Die Größenordnungen sind dabei beachtlich: Gemäß dem Bundesverband Medizinische Versorgungszentren (BMVZ) gibt es bundesweit derzeit rund 5.500 human- und zahnmedizinische Versorgungszentren mit mehr als 25.000 angestellten Ärztinnen und Ärzten, wobei die Mietflächen in der Praxis zwischen 6.000 und 10.000 Quadratmeter groß sind.
Laboruntersuchungen wiederum sind für viele Patienten nicht auf dem Radar ihrer persönlichen Diagnostik und Therapie. Dabei betreuen in Deutschland rund 2.000 Fachärzte für Laboratoriumsmedizin und Mikrobiologie mit etwa 50.000 qualifizierten Mitarbeitern im Labor Tag für Tag Hunderttausende Patientinnen und Patienten. Aufs Jahr hochgerechnet werden sie nach Angaben des Verbands der akkreditierten medizinischen Labore in Deutschland (ALM e. V.) etwa 440 Millionen Mal im Jahr kontaktiert. Auch hierbei gilt: Neben Büroflächen bedarf es vor allem Forschungs-, Arbeits- und Laborflächen entsprechend der vorherrschenden Arbeitsweise mit der notwendigen konstruktiven Grundkonstitution der Gebäude, technischen Ausstattung der Räume, Türen und Oberflächen einschließlich der Berücksichtigung an besondere Vorgaben betreffend Lüftung und Abfallentsorgung.

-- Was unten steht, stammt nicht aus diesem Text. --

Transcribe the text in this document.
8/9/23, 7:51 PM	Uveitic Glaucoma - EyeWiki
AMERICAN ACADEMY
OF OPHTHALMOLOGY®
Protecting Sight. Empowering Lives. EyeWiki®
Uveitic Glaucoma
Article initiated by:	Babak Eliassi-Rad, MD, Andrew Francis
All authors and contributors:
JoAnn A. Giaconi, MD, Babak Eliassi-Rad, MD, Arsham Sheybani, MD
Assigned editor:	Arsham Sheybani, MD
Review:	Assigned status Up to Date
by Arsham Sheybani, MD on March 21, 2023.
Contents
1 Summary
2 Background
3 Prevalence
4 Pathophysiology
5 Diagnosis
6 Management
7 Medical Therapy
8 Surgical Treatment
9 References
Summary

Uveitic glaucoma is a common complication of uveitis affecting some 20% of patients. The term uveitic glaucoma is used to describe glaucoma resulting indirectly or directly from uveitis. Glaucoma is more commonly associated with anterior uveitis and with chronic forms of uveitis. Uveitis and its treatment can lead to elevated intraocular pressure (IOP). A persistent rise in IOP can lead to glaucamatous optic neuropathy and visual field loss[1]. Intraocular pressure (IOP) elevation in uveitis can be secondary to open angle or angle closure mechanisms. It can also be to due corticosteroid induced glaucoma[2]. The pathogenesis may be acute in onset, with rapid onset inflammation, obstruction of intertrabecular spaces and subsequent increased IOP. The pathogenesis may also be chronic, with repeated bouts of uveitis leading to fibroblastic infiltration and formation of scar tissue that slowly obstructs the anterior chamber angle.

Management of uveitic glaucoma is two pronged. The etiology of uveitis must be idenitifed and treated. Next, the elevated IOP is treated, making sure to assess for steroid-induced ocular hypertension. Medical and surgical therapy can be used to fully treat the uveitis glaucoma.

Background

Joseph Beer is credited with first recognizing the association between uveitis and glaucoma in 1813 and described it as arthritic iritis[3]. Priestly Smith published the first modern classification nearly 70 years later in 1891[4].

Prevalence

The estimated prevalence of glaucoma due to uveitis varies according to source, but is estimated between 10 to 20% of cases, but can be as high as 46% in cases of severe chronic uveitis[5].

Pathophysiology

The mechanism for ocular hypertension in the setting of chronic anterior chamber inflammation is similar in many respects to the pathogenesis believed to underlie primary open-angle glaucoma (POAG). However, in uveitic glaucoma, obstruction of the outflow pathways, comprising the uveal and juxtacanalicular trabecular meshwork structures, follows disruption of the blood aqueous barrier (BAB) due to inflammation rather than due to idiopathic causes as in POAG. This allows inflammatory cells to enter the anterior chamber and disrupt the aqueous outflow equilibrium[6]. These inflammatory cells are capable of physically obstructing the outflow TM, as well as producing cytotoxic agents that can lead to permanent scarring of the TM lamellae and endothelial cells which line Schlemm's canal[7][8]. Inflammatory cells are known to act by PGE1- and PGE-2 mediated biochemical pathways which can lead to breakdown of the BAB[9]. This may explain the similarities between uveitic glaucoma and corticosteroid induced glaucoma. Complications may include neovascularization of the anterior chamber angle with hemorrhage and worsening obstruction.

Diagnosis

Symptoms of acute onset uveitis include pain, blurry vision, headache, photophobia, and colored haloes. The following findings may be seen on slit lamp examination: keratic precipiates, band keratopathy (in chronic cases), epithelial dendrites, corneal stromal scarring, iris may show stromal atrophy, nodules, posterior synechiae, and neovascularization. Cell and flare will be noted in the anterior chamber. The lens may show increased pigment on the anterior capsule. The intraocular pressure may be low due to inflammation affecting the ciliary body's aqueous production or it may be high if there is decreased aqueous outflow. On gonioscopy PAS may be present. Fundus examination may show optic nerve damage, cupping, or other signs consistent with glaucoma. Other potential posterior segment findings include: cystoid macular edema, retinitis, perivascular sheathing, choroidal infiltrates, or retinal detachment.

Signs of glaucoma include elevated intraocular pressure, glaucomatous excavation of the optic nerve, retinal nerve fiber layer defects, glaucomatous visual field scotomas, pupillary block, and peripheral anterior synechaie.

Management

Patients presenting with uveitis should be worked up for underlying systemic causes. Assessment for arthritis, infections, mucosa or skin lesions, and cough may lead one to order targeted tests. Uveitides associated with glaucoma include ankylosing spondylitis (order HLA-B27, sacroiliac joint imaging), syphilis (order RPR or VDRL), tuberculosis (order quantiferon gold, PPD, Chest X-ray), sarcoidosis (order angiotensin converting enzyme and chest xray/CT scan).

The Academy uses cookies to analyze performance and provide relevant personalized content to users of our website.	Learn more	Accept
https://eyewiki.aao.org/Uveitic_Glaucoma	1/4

Nachhaltig steigender Flächenbedarf
Damit einhergehend kommen im Zuge der zunehmend verstärkt kommerzialisierten Forschung und Entwicklung in diesem Bereich massive Kapitalzuflüsse als Venture Capital und Private Equity, die der Entwicklung eine starke zusätzliche Dynamik und Wirtschaftskraft verleihen. Weltweit stieg das Investitionsvolumen privaten Kapitals im Bereich Life-Science im Jahr 2021 verglichen mit dem Vorjahreswert um circa 43 % auf rund 803 Milliarden Euro. Davon entfielen 35,1 Milliarden Euro auf Deutschland und etwa 91 Milliarden Euro auf die Kernländer der Europäischen Union.
So überrascht es nicht, dass Marktbeobachter wie Savills davon ausgehen, dass sich der strukturell nachhaltige Bedarf an Räumlichkeiten in den Bereichen Forschung, Entwicklung und Produktion im Bereich Healthcare und Life-Science in Europa auf mehr als 400.000 Quadratmeter Fläche in den nächsten drei Jahren beläuft. Dieser starken Flächennachfrage – einhergehend mit durchaus individuellen und spezifischen Anforderungen daran – steht bislang ein geringes Angebot an adäquaten Immobilien gegenüber.
Aus Investorensicht bleibt festzuhalten, dass sich aus dieser Entwicklung Chancen ergeben, und zwar nicht nur auf Ebene der Einzelimmobilie, sondern auch durch die Möglichkeit, an der Entwicklung und Institutionalisierung einer starken Wachstumsbranche und einer aufstrebenden Immobiliennutzungsart zu profitieren.